“All good art is an indiscretion.” – Tennessee Williams
Another week, another newsletter packed with exciting news and stories about literature and the people behind it.
Cat on a Hot Tin Roof
March 24th marks the 69th anniversary of the Broadway premiere of Cat on a Hot Tin Roof – not a bad gift for author Tennessee Williams, whose birthday comes just two days later, on March 26th. (Check out this brief-ish history of Broadway, if you’re interested!).
Born Thomas Lanier III in 1911, Williams was a renowned American playwright, whose work achieved widespread acclaim for its emotionally charged portrayals of desire, loneliness, and societal repression. His characters are often marginalised, floundering against post-war and mid-century societal norms – both strongly resonating with audiences across the years, and speaking to Williams’ own struggles as an openly gay man in a conservative era.

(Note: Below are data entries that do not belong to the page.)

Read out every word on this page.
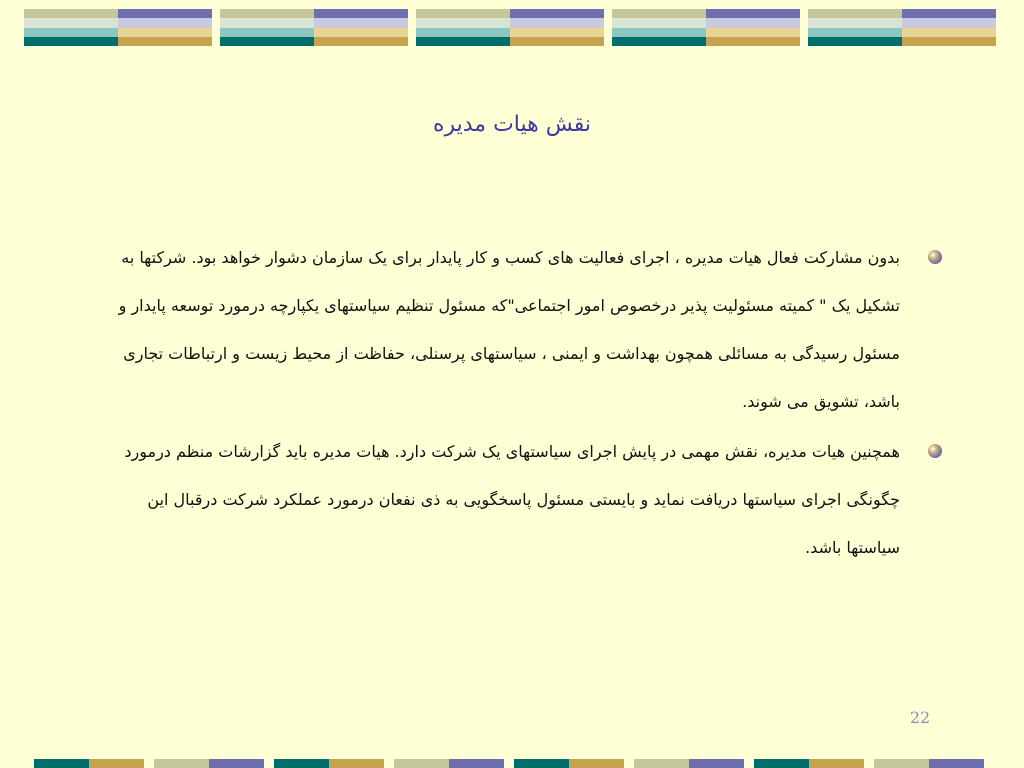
نقش هیات مدیره
بدون مشارکت فعال هیات مدیره ، اجرای فعالیت های کسب و کار پایدار برای یک سازمان دشوار خواهد بود. شرکتها به تشکیل یک " کمیته مسئولیت پذیر درخصوص امور اجتماعی"که مسئول تنظیم سیاستهای یکپارچه درمورد توسعه پایدار و مسئول رسیدگی به مسائلی همچون بهداشت و ایمنی ، سیاستهای پرسنلی، حفاظت از محیط زیست و ارتباطات تجاری باشد، تشویق می شوند.
همچنین هیات مدیره، نقش مهمی در پایش اجرای سیاستهای یک شرکت دارد. هیات مدیره باید گزارشات منظم درمورد چگونگی اجرای سیاستها دریافت نماید و بایستی مسئول پاسخگویی به ذی نفعان درمورد عملکرد شرکت درقبال این سیاستها باشد.
22
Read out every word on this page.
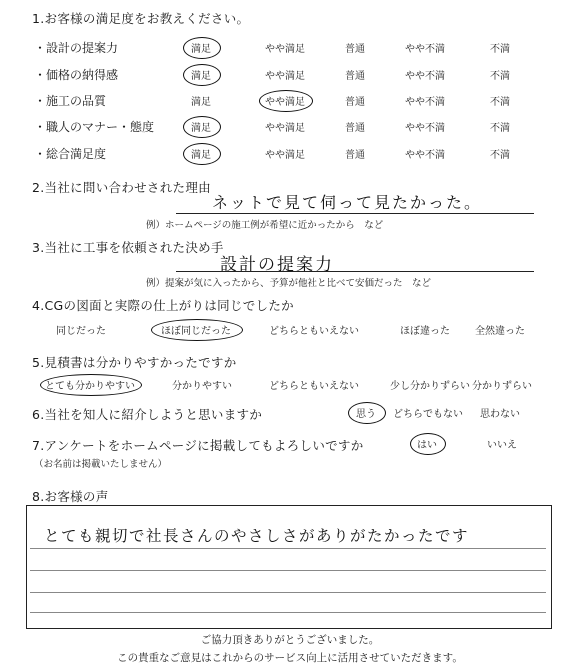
1.お客様の満足度をお教えください。
・設計の提案力	満足	やや満足	普通	やや不満	不満
・価格の納得感	満足	やや満足	普通	やや不満	不満
・施工の品質	満足	やや満足	普通	やや不満	不満
・職人のマナー・態度	満足	やや満足	普通	やや不満	不満
・総合満足度	満足	やや満足	普通	やや不満	不満
2.当社に問い合わせされた理由
ネットで見て伺って見たかった。
例）ホームページの施工例が希望に近かったから　など
3.当社に工事を依頼された決め手
設計の提案力
例）提案が気に入ったから、予算が他社と比べて安価だった　など
4.CGの図面と実際の仕上がりは同じでしたか
同じだった	ほぼ同じだった	どちらともいえない	ほぼ違った	全然違った
5.見積書は分かりやすかったですか
とても分かりやすい	分かりやすい	どちらともいえない	少し分かりずらい 分かりずらい
6.当社を知人に紹介しようと思いますか	思う	どちらでもない	思わない
7.アンケートをホームページに掲載してもよろしいですか
（お名前は掲載いたしません）
はい	いいえ
8.お客様の声
とても親切で社長さんのやさしさがありがたかったです
ご協力頂きありがとうございました。
この貴重なご意見はこれからのサービス向上に活用させていただきます。
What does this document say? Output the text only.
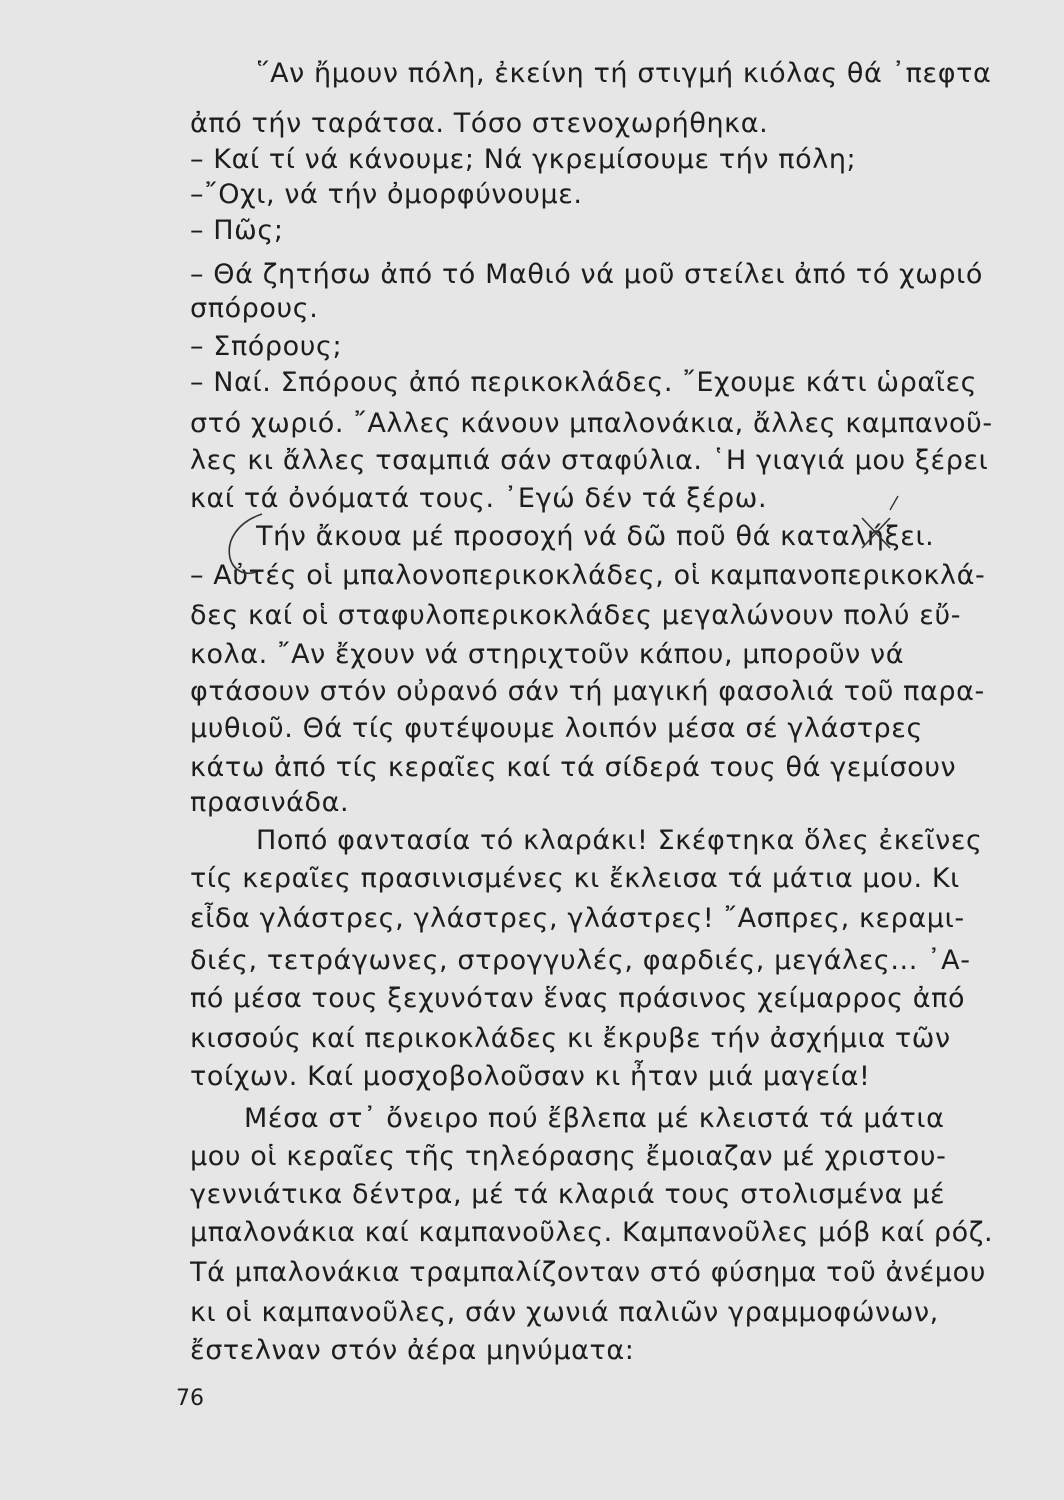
῞Αν ἤμουν πόλη, ἐκείνη τή στιγμή κιόλας θά ᾽πεφτα
ἀπό τήν ταράτσα. Τόσο στενοχωρήθηκα.
– Καί τί νά κάνουμε; Νά γκρεμίσουμε τήν πόλη;
–῎Οχι, νά τήν ὀμορφύνουμε.
– Πῶς;
– Θά ζητήσω ἀπό τό Μαθιό νά μοῦ στείλει ἀπό τό χωριό
σπόρους.
– Σπόρους;
– Ναί. Σπόρους ἀπό περικοκλάδες. ῎Εχουμε κάτι ὡραῖες
στό χωριό. ῎Αλλες κάνουν μπαλονάκια, ἄλλες καμπανοῦ-
λες κι ἄλλες τσαμπιά σάν σταφύλια. ῾Η γιαγιά μου ξέρει
καί τά ὀνόματά τους. ᾽Εγώ δέν τά ξέρω.
Τήν ἄκουα μέ προσοχή νά δῶ ποῦ θά καταλήξει.
– Αὐτές οἱ μπαλονοπερικοκλάδες, οἱ καμπανοπερικοκλά-
δες καί οἱ σταφυλοπερικοκλάδες μεγαλώνουν πολύ εὔ-
κολα. ῎Αν ἔχουν νά στηριχτοῦν κάπου, μποροῦν νά
φτάσουν στόν οὐρανό σάν τή μαγική φασολιά τοῦ παρα-
μυθιοῦ. Θά τίς φυτέψουμε λοιπόν μέσα σέ γλάστρες
κάτω ἀπό τίς κεραῖες καί τά σίδερά τους θά γεμίσουν
πρασινάδα.
Ποπό φαντασία τό κλαράκι! Σκέφτηκα ὅλες ἐκεῖνες
τίς κεραῖες πρασινισμένες κι ἔκλεισα τά μάτια μου. Κι
εἶδα γλάστρες, γλάστρες, γλάστρες! ῎Ασπρες, κεραμι-
διές, τετράγωνες, στρογγυλές, φαρδιές, μεγάλες... ᾽Α-
πό μέσα τους ξεχυνόταν ἕνας πράσινος χείμαρρος ἀπό
κισσούς καί περικοκλάδες κι ἔκρυβε τήν ἀσχήμια τῶν
τοίχων. Καί μοσχοβολοῦσαν κι ἦταν μιά μαγεία!
Μέσα στ᾽ ὄνειρο πού ἔβλεπα μέ κλειστά τά μάτια
μου οἱ κεραῖες τῆς τηλεόρασης ἔμοιαζαν μέ χριστου-
γεννιάτικα δέντρα, μέ τά κλαριά τους στολισμένα μέ
μπαλονάκια καί καμπανοῦλες. Καμπανοῦλες μόβ καί ρόζ.
Τά μπαλονάκια τραμπαλίζονταν στό φύσημα τοῦ ἀνέμου
κι οἱ καμπανοῦλες, σάν χωνιά παλιῶν γραμμοφώνων,
ἔστελναν στόν ἀέρα μηνύματα:
76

Set on a Mississippi plantation, Cat on a Hot Tin Roof delves into the dynamics at work within a wealthy Southern family. The play follows the Pollitts, gathering to celebrate the birthday of patriarch Big Daddy (Big Poppa?), who is struggling with a dawning sense of mortality. (Sidenote: the character names in this play are really something to behold – Big Daddy, Brick, Gooper, Reverend Tooker … how do they compare to this list of the 50 funniest character names in cinematic history?). Amidst simmering tensions, buried resentments, and unspoken truths, the story delves into mendacity, greed, and the search for love.
Williams' poetic language and searing insight into the human condition earned him a ton of awards over his lifetime, including two Pulitzer Prizes for Drama (A Streetcar Named Desire in 1948 and Cat on a Hot Tin Roof in 1955), Tony Awards (The Rose Tattoo (1951), written for his longtime partner and muse Frank Merlo – you can read about their powerful, semi-tragic love story here), and American Academy of Arts and Letters Gold Medals.
It turns out this winning streak started early for Tennessee – he was only 16 when he won his first writing contest. In 1927, he responded to a call for submissions for a writing competition being run by The Smart Set magazine, (Tagline: the “magazine of cleverness”), around the theme of “Can a Good Wife be a Good Sport?” Williams felt that, being sixteen and having never been in a relationship, let alone married, the judges were unlikely to take him seriously. So, he assumed the persona of a divorced man, whose wife had been unfaithful, breaking his heart. He started the piece with the following rumination:
Can a woman after marriage maintain the same attitude toward other men as she held before marriage? Can she drink, smoke, and pet with them? Those are questions of really great pertinence to modern married life. In recounting my own unhappy marital experiences, perhaps I can present convincing answers . . .
His mother Edwina later recounted that, after winning the competition (and receiving the $5 prize money), Williams began to get nervous his fraud would be discovered. Apparently, he began “coming into the house through the back door instead of the front as he usually did. [She was] sure he feared the magazine would send someone to the house to check up and discover this supposedly sophisticated divorced prizewinner was sixteen and had never even dated a woman.”